Friday, 20 April 2012

Foster Street

All Saints was built in 1874 but never consecrated, it's now a private residence.

All Saints

FOSTER STREET. It is a quiet corner of our countryside but how far our thoughts run out as we stand by a grave in this hamlet, in the fields two miles from Harlow! For 200 years the Baptists of Harlow used this spot as their sacred ground, and so it is that a father and his two daughters lie here, Benjamin Flower with Sarah and Eliza. They lie in an altar tomb weathered and worn, a hundred years old and little known, yet as we stand by it we think of great crowds singing, and perhaps of a dire catastrophe, for it was Sarah Flower who wrote the words of Nearer My God to Thee and her sister who wrote the music. It has been sung for about 100 years in every church where English hymns are sung, and it was to its pathetic strains that the Titanic sank down into the waves.

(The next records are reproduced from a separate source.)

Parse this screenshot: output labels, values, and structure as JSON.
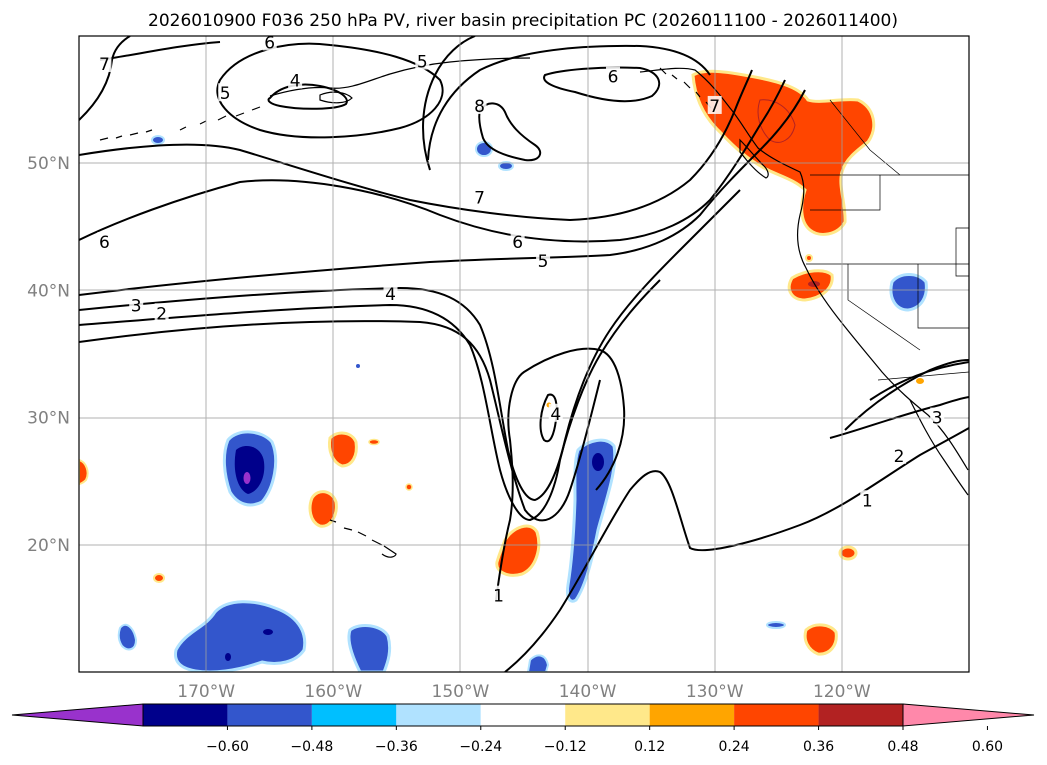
{
  "title": "2026010900 F036 250 hPa PV, river basin precipitation PC (2026011100 - 2026011400)",
  "map": {
    "lon_range": [
      -180,
      -110
    ],
    "lat_range": [
      10,
      60
    ],
    "x_ticks": [
      {
        "lon": -170,
        "label": "170°W"
      },
      {
        "lon": -160,
        "label": "160°W"
      },
      {
        "lon": -150,
        "label": "150°W"
      },
      {
        "lon": -140,
        "label": "140°W"
      },
      {
        "lon": -130,
        "label": "130°W"
      },
      {
        "lon": -120,
        "label": "120°W"
      }
    ],
    "y_ticks": [
      {
        "lat": 50,
        "label": "50°N"
      },
      {
        "lat": 40,
        "label": "40°N"
      },
      {
        "lat": 30,
        "label": "30°N"
      },
      {
        "lat": 20,
        "label": "20°N"
      }
    ],
    "tick_color": "#808080",
    "contour_labels": [
      {
        "text": "6",
        "lon": -165,
        "lat": 59.5
      },
      {
        "text": "7",
        "lon": -178,
        "lat": 57.8
      },
      {
        "text": "4",
        "lon": -163,
        "lat": 56.5
      },
      {
        "text": "5",
        "lon": -168.5,
        "lat": 55.5
      },
      {
        "text": "5",
        "lon": -153,
        "lat": 58.0
      },
      {
        "text": "8",
        "lon": -148.5,
        "lat": 54.5
      },
      {
        "text": "6",
        "lon": -138,
        "lat": 56.8
      },
      {
        "text": "7",
        "lon": -130,
        "lat": 54.5
      },
      {
        "text": "6",
        "lon": -178,
        "lat": 43.8
      },
      {
        "text": "7",
        "lon": -148.5,
        "lat": 47.3
      },
      {
        "text": "6",
        "lon": -145.5,
        "lat": 43.8
      },
      {
        "text": "5",
        "lon": -143.5,
        "lat": 42.3
      },
      {
        "text": "4",
        "lon": -155.5,
        "lat": 39.7
      },
      {
        "text": "3",
        "lon": -175.5,
        "lat": 38.8
      },
      {
        "text": "2",
        "lon": -173.5,
        "lat": 38.2
      },
      {
        "text": "4",
        "lon": -142.5,
        "lat": 30.3
      },
      {
        "text": "1",
        "lon": -147,
        "lat": 16.0
      },
      {
        "text": "1",
        "lon": -118,
        "lat": 23.5
      },
      {
        "text": "2",
        "lon": -115.5,
        "lat": 27.0
      },
      {
        "text": "3",
        "lon": -112.5,
        "lat": 30.0
      }
    ]
  },
  "colorbar": {
    "tick_labels": [
      "−0.60",
      "−0.48",
      "−0.36",
      "−0.24",
      "−0.12",
      "0.12",
      "0.24",
      "0.36",
      "0.48",
      "0.60"
    ],
    "colors": [
      "#9932cc",
      "#00008b",
      "#3356cc",
      "#00bfff",
      "#b0e2ff",
      "#ffffff",
      "#ffe88a",
      "#ffa500",
      "#ff4500",
      "#b22222",
      "#ff88aa"
    ]
  },
  "shading_colors": {
    "blue_light": "#b0e2ff",
    "blue_mid": "#00bfff",
    "blue": "#3356cc",
    "blue_dark": "#00008b",
    "purple": "#9932cc",
    "yellow": "#ffe88a",
    "orange": "#ffa500",
    "red_orange": "#ff4500",
    "red": "#b22222"
  }
}
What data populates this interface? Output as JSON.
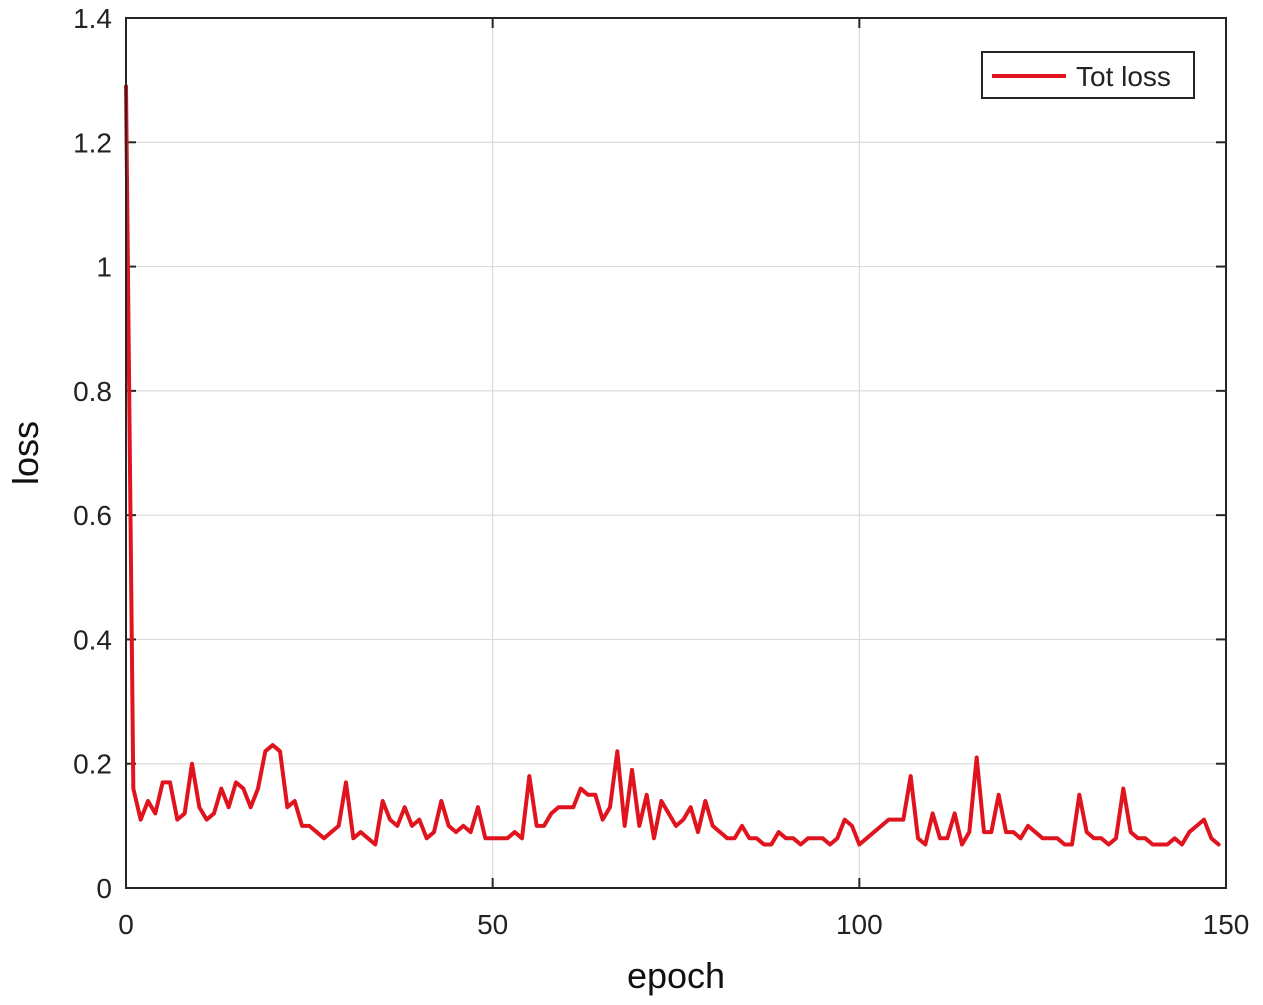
{
  "chart_data": {
    "type": "line",
    "title": "",
    "xlabel": "epoch",
    "ylabel": "loss",
    "xlim": [
      0,
      150
    ],
    "ylim": [
      0,
      1.4
    ],
    "x_ticks": [
      "0",
      "50",
      "100",
      "150"
    ],
    "y_ticks": [
      "0",
      "0.2",
      "0.4",
      "0.6",
      "0.8",
      "1",
      "1.2",
      "1.4"
    ],
    "x_tick_values": [
      0,
      50,
      100,
      150
    ],
    "y_tick_values": [
      0,
      0.2,
      0.4,
      0.6,
      0.8,
      1,
      1.2,
      1.4
    ],
    "grid": true,
    "legend_position": "top-right",
    "series": [
      {
        "name": "Tot loss",
        "color": "#e0141e",
        "x": [
          0,
          1,
          2,
          3,
          4,
          5,
          6,
          7,
          8,
          9,
          10,
          11,
          12,
          13,
          14,
          15,
          16,
          17,
          18,
          19,
          20,
          21,
          22,
          23,
          24,
          25,
          26,
          27,
          28,
          29,
          30,
          31,
          32,
          33,
          34,
          35,
          36,
          37,
          38,
          39,
          40,
          41,
          42,
          43,
          44,
          45,
          46,
          47,
          48,
          49,
          50,
          51,
          52,
          53,
          54,
          55,
          56,
          57,
          58,
          59,
          60,
          61,
          62,
          63,
          64,
          65,
          66,
          67,
          68,
          69,
          70,
          71,
          72,
          73,
          74,
          75,
          76,
          77,
          78,
          79,
          80,
          81,
          82,
          83,
          84,
          85,
          86,
          87,
          88,
          89,
          90,
          91,
          92,
          93,
          94,
          95,
          96,
          97,
          98,
          99,
          100,
          101,
          102,
          103,
          104,
          105,
          106,
          107,
          108,
          109,
          110,
          111,
          112,
          113,
          114,
          115,
          116,
          117,
          118,
          119,
          120,
          121,
          122,
          123,
          124,
          125,
          126,
          127,
          128,
          129,
          130,
          131,
          132,
          133,
          134,
          135,
          136,
          137,
          138,
          139,
          140,
          141,
          142,
          143,
          144,
          145,
          146,
          147,
          148,
          149
        ],
        "y": [
          1.29,
          0.16,
          0.11,
          0.14,
          0.12,
          0.17,
          0.17,
          0.11,
          0.12,
          0.2,
          0.13,
          0.11,
          0.12,
          0.16,
          0.13,
          0.17,
          0.16,
          0.13,
          0.16,
          0.22,
          0.23,
          0.22,
          0.13,
          0.14,
          0.1,
          0.1,
          0.09,
          0.08,
          0.09,
          0.1,
          0.17,
          0.08,
          0.09,
          0.08,
          0.07,
          0.14,
          0.11,
          0.1,
          0.13,
          0.1,
          0.11,
          0.08,
          0.09,
          0.14,
          0.1,
          0.09,
          0.1,
          0.09,
          0.13,
          0.08,
          0.08,
          0.08,
          0.08,
          0.09,
          0.08,
          0.18,
          0.1,
          0.1,
          0.12,
          0.13,
          0.13,
          0.13,
          0.16,
          0.15,
          0.15,
          0.11,
          0.13,
          0.22,
          0.1,
          0.19,
          0.1,
          0.15,
          0.08,
          0.14,
          0.12,
          0.1,
          0.11,
          0.13,
          0.09,
          0.14,
          0.1,
          0.09,
          0.08,
          0.08,
          0.1,
          0.08,
          0.08,
          0.07,
          0.07,
          0.09,
          0.08,
          0.08,
          0.07,
          0.08,
          0.08,
          0.08,
          0.07,
          0.08,
          0.11,
          0.1,
          0.07,
          0.08,
          0.09,
          0.1,
          0.11,
          0.11,
          0.11,
          0.18,
          0.08,
          0.07,
          0.12,
          0.08,
          0.08,
          0.12,
          0.07,
          0.09,
          0.21,
          0.09,
          0.09,
          0.15,
          0.09,
          0.09,
          0.08,
          0.1,
          0.09,
          0.08,
          0.08,
          0.08,
          0.07,
          0.07,
          0.15,
          0.09,
          0.08,
          0.08,
          0.07,
          0.08,
          0.16,
          0.09,
          0.08,
          0.08,
          0.07,
          0.07,
          0.07,
          0.08,
          0.07,
          0.09,
          0.1,
          0.11,
          0.08,
          0.07
        ]
      }
    ]
  }
}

Benjamin Flower was a London tradesman’s son who failed in business and, taking a traveller’s job abroad, found himself in Paris in the Revolution. He came home to edit a Cambridge newspaper, and, alone among provincial editors, he denounced the war with France. He was tried at the bar of the House of Lords for censuring the political conduct of a bishop, and for his daring he spent six months in Newgate. Here Eliza Gould visited him, she having also suffered for her Liberal opinions, and on his recovering his freedom she married him and they settled at Harlow, where he founded a printing business. They had two daughters, who found themselves motherless in 1810 and fatherless in 1829, and then devoted themselves to literature and music. Sarah wrote a religious drama called Vivia Perpetua, and many hymns set to music by her sister and sung at Finsbury Chapel. It is Nearer My God to Thee that has established her fame for all time, but her hymn He sendeth sun, He sendeth shower, with its refrain, Father, Thy will, not mine, be done, is typical of a character of singular charm and fervour.

Sarah married William Adams, a scientific man who devised a joint known to every railway engineer, the fishjoint which connects rails so that fast traffic can safely pass over the link. She died from tuberculosis in the year of revolutions, 1848. She was the last of the three to come to this grave.